Nella palude malese affonda la Ferrari, la follia è…Rossa!

Nella palude malese affonda la Ferrari, la follia è…Rossa!

Domenica 19 Aprile si correrà in Cina. Martedì 14, tre giorni prima dell’inizio del week-end di Singapore, il Consiglio della Fia si riunirà per decidere non solo sui diffusori di Brawn, Williams e Toyota ma sul “caso McLaren” dopo le rivelazioni di Pierino Lewis Hamilton.
Non sono certo che le decisioni che saranno adottate nella Ville Lumière serviranno a rasserenare l’ambiente La convinzione che potremmo leggere un nuovo capitolo sull’ “Elogio della follia” scaturisce da fatti, tra loro apparentemente non collegabili, che trovano un nesso sconcertante sul piano della incompetenza.

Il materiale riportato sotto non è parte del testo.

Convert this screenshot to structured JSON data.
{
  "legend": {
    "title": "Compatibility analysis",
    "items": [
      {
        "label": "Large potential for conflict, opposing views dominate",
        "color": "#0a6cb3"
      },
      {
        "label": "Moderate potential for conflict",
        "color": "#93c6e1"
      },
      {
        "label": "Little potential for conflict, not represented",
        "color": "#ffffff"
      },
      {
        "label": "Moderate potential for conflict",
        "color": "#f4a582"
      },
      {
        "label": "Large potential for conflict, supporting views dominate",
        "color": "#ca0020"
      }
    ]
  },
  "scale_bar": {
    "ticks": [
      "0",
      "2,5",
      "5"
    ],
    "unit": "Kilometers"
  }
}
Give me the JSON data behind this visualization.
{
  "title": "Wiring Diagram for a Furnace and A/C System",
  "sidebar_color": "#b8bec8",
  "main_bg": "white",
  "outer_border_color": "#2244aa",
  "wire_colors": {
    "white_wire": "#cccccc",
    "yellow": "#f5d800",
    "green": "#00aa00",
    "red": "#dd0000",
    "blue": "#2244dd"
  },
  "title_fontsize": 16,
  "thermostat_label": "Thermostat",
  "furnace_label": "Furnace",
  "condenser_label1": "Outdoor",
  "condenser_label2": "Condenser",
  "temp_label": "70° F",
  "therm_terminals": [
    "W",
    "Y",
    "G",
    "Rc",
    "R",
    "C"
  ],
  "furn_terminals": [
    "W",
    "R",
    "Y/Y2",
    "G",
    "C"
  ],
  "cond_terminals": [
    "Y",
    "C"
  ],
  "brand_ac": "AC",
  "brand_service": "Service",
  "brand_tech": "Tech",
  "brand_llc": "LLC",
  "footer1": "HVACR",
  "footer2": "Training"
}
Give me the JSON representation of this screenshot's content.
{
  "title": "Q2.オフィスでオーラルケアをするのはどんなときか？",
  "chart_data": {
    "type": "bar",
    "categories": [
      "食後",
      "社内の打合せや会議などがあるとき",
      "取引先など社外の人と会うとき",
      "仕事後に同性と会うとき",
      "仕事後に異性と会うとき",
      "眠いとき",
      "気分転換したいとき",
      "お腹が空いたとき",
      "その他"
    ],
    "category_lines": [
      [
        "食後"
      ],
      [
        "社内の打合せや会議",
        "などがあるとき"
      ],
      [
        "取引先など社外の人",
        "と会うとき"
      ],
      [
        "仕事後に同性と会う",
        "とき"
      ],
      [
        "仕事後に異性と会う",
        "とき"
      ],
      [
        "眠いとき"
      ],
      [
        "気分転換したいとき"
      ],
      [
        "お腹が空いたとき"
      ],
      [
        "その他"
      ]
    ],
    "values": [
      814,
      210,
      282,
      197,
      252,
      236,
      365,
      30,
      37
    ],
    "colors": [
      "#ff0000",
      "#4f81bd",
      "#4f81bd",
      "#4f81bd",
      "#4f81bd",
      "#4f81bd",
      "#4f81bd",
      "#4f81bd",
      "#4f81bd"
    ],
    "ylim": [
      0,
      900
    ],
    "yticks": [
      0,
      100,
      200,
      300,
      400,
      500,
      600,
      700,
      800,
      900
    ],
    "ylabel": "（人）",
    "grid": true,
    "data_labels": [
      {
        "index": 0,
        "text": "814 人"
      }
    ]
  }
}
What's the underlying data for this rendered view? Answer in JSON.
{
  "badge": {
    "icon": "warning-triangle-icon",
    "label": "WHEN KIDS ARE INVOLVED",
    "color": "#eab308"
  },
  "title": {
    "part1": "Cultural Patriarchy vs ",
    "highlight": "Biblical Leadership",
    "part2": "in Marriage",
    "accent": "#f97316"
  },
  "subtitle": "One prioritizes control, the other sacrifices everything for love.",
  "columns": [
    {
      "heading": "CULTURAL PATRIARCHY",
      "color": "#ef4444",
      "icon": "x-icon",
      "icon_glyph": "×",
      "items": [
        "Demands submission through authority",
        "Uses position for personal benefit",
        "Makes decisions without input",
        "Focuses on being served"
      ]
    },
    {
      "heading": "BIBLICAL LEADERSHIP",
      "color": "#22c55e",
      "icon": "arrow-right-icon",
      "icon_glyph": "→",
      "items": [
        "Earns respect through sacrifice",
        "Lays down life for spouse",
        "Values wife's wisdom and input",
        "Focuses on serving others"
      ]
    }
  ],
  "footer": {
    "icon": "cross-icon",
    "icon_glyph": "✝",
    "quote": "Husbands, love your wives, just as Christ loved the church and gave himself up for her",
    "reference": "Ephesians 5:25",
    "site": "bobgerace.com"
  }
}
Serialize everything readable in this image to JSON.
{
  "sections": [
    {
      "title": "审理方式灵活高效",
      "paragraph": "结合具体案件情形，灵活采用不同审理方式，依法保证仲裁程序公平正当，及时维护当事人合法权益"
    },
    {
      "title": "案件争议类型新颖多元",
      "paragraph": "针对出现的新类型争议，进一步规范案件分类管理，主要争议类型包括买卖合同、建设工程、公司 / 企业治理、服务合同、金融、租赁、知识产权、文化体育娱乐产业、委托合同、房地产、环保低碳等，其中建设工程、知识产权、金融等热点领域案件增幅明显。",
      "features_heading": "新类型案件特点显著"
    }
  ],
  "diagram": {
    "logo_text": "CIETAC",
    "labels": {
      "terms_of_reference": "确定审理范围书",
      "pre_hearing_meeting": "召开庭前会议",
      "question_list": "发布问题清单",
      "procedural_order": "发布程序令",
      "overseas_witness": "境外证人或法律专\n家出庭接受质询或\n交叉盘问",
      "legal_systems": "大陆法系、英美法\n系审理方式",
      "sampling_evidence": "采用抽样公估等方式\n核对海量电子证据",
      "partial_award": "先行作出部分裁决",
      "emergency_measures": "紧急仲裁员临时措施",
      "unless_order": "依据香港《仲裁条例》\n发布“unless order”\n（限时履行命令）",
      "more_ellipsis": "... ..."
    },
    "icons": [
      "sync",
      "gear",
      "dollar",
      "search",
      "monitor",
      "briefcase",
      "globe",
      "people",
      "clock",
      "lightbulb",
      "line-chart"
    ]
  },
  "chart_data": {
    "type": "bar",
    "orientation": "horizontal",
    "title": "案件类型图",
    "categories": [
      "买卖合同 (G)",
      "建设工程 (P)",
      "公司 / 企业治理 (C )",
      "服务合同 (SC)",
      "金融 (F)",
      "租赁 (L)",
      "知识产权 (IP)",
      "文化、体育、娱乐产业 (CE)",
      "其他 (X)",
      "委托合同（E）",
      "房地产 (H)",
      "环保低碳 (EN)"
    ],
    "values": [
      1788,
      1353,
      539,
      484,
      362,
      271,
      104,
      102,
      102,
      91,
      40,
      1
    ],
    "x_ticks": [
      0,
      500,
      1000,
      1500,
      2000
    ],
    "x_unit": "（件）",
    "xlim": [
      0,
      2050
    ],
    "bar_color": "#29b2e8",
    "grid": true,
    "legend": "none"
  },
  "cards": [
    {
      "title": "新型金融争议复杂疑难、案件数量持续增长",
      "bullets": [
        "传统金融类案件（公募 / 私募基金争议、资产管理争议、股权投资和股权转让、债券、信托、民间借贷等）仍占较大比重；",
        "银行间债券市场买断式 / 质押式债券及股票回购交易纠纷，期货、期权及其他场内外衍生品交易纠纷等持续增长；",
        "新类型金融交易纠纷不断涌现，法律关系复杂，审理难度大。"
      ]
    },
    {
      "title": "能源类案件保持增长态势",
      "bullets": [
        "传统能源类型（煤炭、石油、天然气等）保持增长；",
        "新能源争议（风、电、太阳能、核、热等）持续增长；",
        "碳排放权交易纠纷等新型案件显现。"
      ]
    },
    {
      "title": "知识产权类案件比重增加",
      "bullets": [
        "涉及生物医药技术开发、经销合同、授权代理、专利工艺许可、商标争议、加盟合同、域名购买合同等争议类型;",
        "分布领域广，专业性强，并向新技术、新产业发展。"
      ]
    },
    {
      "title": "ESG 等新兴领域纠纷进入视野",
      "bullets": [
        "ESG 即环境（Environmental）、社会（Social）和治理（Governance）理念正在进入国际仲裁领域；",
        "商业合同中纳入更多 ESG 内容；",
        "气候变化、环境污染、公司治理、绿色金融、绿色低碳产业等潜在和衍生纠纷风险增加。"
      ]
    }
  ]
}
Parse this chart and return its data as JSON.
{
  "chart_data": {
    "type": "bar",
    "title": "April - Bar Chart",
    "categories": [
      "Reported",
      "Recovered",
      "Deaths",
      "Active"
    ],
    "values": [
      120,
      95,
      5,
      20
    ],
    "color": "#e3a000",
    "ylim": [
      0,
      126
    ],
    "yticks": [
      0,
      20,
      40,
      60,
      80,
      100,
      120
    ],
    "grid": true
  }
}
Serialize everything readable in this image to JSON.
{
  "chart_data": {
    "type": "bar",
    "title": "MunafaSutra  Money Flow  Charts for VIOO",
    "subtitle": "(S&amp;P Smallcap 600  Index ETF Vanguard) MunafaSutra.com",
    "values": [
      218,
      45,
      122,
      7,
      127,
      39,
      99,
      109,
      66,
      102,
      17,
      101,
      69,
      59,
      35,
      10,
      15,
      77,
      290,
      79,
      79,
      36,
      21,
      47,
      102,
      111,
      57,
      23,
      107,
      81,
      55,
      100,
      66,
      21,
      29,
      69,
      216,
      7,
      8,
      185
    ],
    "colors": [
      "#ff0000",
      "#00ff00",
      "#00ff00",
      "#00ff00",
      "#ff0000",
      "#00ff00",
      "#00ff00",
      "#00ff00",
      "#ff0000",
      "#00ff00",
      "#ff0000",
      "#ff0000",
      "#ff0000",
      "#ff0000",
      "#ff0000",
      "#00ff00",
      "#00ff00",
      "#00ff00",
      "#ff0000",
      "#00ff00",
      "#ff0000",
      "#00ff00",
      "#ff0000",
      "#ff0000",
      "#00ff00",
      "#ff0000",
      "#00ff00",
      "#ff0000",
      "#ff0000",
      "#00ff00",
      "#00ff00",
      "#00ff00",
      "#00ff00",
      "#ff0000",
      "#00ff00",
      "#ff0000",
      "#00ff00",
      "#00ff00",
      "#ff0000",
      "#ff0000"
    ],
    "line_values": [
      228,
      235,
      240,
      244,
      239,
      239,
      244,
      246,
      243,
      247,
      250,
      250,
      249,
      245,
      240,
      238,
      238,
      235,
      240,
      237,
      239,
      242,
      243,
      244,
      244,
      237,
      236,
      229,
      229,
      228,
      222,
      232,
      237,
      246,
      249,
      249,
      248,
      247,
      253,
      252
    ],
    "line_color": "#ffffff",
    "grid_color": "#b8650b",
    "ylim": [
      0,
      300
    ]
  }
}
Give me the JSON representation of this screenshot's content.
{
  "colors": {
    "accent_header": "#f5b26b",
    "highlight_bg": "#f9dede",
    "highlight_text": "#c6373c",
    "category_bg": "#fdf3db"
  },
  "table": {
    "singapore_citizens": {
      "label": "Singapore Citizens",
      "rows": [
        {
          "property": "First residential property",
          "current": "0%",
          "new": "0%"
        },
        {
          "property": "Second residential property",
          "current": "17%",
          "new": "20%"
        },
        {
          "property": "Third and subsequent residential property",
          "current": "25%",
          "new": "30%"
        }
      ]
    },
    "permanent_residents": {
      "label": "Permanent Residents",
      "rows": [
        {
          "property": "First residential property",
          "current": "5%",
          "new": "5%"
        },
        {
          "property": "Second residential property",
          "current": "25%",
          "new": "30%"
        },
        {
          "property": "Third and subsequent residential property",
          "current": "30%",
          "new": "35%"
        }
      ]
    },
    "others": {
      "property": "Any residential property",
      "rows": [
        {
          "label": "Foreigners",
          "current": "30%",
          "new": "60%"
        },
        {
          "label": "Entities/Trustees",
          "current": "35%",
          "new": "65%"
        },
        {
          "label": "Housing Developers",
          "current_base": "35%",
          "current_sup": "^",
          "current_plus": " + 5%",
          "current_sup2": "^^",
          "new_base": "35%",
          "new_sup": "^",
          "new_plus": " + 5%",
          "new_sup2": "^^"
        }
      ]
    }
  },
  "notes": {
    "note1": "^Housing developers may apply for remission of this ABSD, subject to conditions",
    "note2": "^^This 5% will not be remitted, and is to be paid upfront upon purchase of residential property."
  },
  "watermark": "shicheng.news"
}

Il campionato non doveva partire con due gare sub judice.
I fatti di Melbourne non sarebbero accaduti se direttore di gara e commissari avessero svolto il loro compito e la loro insufficienza e superficialità d’indagine è stata successivamente evidenziata dalle confessioni di Hamilton.
Il Gran Premio di Malesia doveva essere lasciato nella collocazione oraria originaria con partenza quando in Europa sarebbero state le 8:00 del mattino, orario che non avrebbe più di tanto guastato la Domenica agli appassionati europei di F.1.
L’interruzione, inevitabile, della gara di ieri provocata dall’atteso temporale doveva portare come immediata conseguenza la decisione di dichiarare la competizione chiusa per il semplice fatto che a termine del tempo concesso per regolamento allo stop forzato, intorno alle ore 7 locali della sera, l’illuminazione solare, a prescindere dalla intensità della pioggia, non avrebbe consentito ai piloti di gareggiare in condizioni di sicurezza.
Follie che si aggiungono alle follie. Ciascuno in questo Circo delle follie manifesta le proprie. Un male endemico che sembra avere preso più degli altri la Ferrari e gli uomini che la rappresentano al box. I quali già l’anno scorso in diverse gare avevano dimostrato che in quanto a strategia sembrano dei “dilettanti allo sbaraglio” ma quest’anno ce la stanno mettendo tutta per laurearsi in “fischi & fiaschi”. Specialità della quale non se ne avverte il bisogno dal momento che le monoposto con i problemi che manifestano a <<360 gradi>> (parole di Tombazis), e siamo appena all’inizio della stagione, surriscaldano abbastanza l’ambiente di Maranello e lo hanno già spinto dentro al pozzo delle critiche e delle polemiche.
Nel Gran Premio di Malesia la collana delle perle si è ulteriormente “impreziosita” anche per merito di Michael Schumacher “suggeritore” ufficiale al muretto. Sabato impedendo a Massa di accedere alla Q2 e probabilmente alla Q3, rischio che ha corso Raikkonen, per la cervellotica valutazione che i tempi sul giro fatti dai due piloti all’inizio dei 20 minuti della Q1 erano rassicuranti. Ieri con  l’azzardo delle gomme estreme da pioggia sulla Rossa di Raikkonen (poi costretto al ritiro dal beneamato kers) tre giri prima che cominciasse a piovere trasformando la monoposto in una utilitaria che si prendeva 20 secondi al giro. Che al box Ferrari successivamente si siano comportati come gli altri nel frenetico alternarsi di gomme estreme a gomme normali da acqua rientra nella sfera delle attività cerebrali quando ti trovi di fronte ad un fenomeno naturale imprevedibile nella sua evoluzione.
Ma non è un caso di follia che  i “mostri della laguna” malese siano gli stessi di Melbourne. La follia è… Rossa.